Most U.S. heavy lift drones only lift between 5 and 80 pounds so the GRIFF UAVs are being hailed as gamechangers. “The commercial heavy-lift drone is the next worldwide technology explosion once regulations can be worked out governing the industry,” says Leif Holand, GRIFF’s (Norway) CEO. “It’s inevitable and we feel that the U.S. market will lead the demand. The craft will be entirely assembled in the U.S. from technology and components supplied by GRIFF Aviation in Norway.”

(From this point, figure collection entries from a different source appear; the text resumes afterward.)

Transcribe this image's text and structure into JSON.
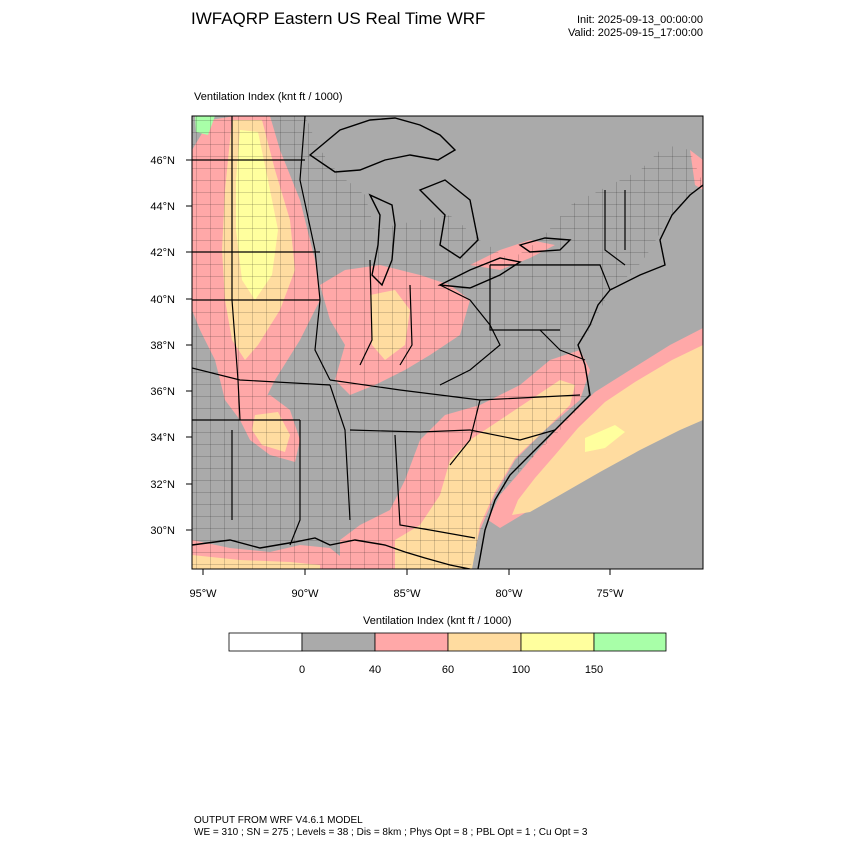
{
  "header": {
    "title": "IWFAQRP Eastern US Real Time WRF",
    "init": "Init: 2025-09-13_00:00:00",
    "valid": "Valid: 2025-09-15_17:00:00"
  },
  "field": {
    "label": "Ventilation Index   (knt ft / 1000)"
  },
  "map": {
    "lat_labels": [
      "46°N",
      "44°N",
      "42°N",
      "40°N",
      "38°N",
      "36°N",
      "34°N",
      "32°N",
      "30°N"
    ],
    "lon_labels": [
      "95°W",
      "90°W",
      "85°W",
      "80°W",
      "75°W"
    ],
    "colors": {
      "land": "#aaaaaa",
      "water": "#aaaaaa",
      "band_40_60": "#ffa8a8",
      "band_60_100": "#ffdca0",
      "band_100_150": "#ffff9e",
      "band_150_plus": "#a8ffa8",
      "borders": "#000000"
    }
  },
  "colorbar": {
    "title": "Ventilation Index  (knt ft / 1000)",
    "colors": [
      "#ffffff",
      "#aaaaaa",
      "#ffa8a8",
      "#ffdca0",
      "#ffff9e",
      "#a8ffa8"
    ],
    "ticks": [
      "0",
      "40",
      "60",
      "100",
      "150"
    ]
  },
  "footer": {
    "line1": "OUTPUT FROM WRF V4.6.1 MODEL",
    "line2": "WE = 310 ; SN = 275 ; Levels = 38 ; Dis = 8km ; Phys Opt = 8 ; PBL Opt = 1 ; Cu Opt = 3"
  }
}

GRIFF’s plan is to produce 5 basic airframes around which it will construct 20 or so different applications depending on the mission described by the purchaser. Examples are construction, movie production, agriculture, search and rescue, law enforcement, civil services, fire services, cargo delivery, man overboard rescues, and of course, the military and defense industries. Imagine being able to deliver desperately needed ammunition and supplies to US forces in a firefight, even evacuating wounded soldiers.
With safety the number one concern of the world’s aviation authorities, the GRIFF line will offer a ballistic parachute that deploys in milliseconds in the event of any kind of problem.